Captain Benjamin Forsyth (d.1814) from Stokes County, North Carolina, commanded a company of the U.S. First Rifle Regiment at Ogdensburg. Although he was ordered to observe British movements on the St. Lawrence, he led successful raids against Gananoque and (Elizabethtown) Brockville. Forsyth’s Rifles withdrew to Sackets Harbor following the Battle of Ogdensburg February 22, 1813. He was active in skirmishing and patrolling north of Lake Champlain in the late spring and summer 1814, but was killed in a clash at Odelltown in June.

The Seven Fires of Caughnawaga was an Indian alliance organized by the French in the years leading up to the French and Indian War. The alliance was composed of the Iroquois mission villages on the St. Lawrence (Caughnawaga, Kanesatake, Oswegatchie, and St. Regis); the Abenaki at St. François and Bécancour; and the Huron at Lorette.

Tecumseh (1768–1813) led the forces of his Indian confederacy opposed to American encroachment into the west to join the British at Fort Malden on the Detroit River and participated in the capture of Fort Detroit in August 1812. He was killed at the Battle of the Thames in October 1813 as the British withdrew toward York (Toronto).

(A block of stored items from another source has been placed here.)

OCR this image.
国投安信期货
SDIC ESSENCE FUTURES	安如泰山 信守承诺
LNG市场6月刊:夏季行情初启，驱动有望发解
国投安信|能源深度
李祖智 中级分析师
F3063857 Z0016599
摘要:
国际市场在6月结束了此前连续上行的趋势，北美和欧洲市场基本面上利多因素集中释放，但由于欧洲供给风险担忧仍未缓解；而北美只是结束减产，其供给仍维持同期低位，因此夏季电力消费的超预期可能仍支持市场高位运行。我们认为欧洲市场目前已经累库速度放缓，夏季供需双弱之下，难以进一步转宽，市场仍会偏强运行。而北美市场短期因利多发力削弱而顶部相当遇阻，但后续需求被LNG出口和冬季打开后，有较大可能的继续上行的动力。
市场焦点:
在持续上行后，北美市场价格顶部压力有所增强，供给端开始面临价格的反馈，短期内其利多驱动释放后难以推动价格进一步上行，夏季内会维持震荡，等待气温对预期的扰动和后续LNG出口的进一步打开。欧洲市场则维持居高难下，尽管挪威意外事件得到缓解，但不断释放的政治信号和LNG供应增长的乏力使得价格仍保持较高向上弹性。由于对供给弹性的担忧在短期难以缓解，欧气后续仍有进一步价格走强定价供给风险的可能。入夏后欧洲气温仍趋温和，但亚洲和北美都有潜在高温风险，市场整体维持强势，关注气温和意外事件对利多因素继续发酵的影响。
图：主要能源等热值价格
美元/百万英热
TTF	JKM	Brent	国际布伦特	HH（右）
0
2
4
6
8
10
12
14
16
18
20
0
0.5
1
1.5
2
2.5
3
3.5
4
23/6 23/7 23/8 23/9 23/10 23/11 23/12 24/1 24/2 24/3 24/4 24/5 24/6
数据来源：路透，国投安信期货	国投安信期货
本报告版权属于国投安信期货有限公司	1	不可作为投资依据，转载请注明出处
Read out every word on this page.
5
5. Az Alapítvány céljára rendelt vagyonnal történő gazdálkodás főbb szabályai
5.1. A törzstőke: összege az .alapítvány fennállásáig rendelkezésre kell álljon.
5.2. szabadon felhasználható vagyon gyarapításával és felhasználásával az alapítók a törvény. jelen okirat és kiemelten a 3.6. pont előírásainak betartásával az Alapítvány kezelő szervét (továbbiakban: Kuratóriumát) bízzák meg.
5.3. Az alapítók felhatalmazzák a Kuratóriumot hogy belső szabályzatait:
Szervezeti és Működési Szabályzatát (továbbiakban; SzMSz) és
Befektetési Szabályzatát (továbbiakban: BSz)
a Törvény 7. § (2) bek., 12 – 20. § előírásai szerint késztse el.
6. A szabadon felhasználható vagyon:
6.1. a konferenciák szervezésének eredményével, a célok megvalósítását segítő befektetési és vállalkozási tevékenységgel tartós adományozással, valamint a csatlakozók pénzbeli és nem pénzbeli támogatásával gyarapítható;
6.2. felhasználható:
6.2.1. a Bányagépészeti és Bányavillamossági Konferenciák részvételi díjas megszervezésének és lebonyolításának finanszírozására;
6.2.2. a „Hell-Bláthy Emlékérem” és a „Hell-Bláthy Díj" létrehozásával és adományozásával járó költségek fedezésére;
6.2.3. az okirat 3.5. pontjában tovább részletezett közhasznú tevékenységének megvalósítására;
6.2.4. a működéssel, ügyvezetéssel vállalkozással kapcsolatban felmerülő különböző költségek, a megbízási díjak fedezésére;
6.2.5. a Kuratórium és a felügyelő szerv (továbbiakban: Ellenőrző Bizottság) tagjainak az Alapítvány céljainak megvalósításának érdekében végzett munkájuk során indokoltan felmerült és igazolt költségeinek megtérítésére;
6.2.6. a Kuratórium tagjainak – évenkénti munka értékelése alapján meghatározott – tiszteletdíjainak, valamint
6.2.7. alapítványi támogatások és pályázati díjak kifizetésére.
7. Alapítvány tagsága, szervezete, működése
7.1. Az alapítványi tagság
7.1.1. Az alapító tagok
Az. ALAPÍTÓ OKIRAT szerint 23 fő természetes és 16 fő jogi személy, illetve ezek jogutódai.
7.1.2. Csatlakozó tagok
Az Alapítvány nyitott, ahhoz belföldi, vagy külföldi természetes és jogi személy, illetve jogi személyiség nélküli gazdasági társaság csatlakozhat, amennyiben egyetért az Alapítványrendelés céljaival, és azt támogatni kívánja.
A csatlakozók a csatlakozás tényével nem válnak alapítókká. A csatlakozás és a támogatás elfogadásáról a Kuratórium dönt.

Lieutenant Colonel George Macdonnell (1780–1870), commonly known as Red George, was born in St. John’s, Newfoundland. Macdonnell, in command of the Glengarry Light Infantry Fencibles and detachments of reinforcements, launched a successful attack from Prescott against a Forsyth’s company of the U.S. First Rifle Regiment in Ogdensburg February 22, 1813. In October he was ordered to move to reinforce Lieutenant Colonel Charles de Salaberry's troops south of Montreal. He was effectively second-in-command to de Salaberry at the Battle of Chateauguay.

Laura Secord (1775–1868), born in Great Barrington, Massachusetts, is a Canadian heroine of the War of 1812 for warning British forces of a planned American attack. Her legendary trek through forest and swamp in June 1813 to reach Lieutenant James Fitzgibbon led to the victory at the Battle of Beaver Dams. Laura Secord Chocolates, founded in 1913, was named after her.

Dolley Madison (1768–1849) was wife of President James Madison. As the invading British approached a near-empty Washington in August 1814, she ensured the collection of valuables from the Presidential Mansion, including Gilbert Stuart’s portrait of George Washington, and original drafts of the Declaration of Independence and the Constitution. The earliest evidence of the public using the name "White House" was recorded in 1811, years before it was restored after the burning of Washington.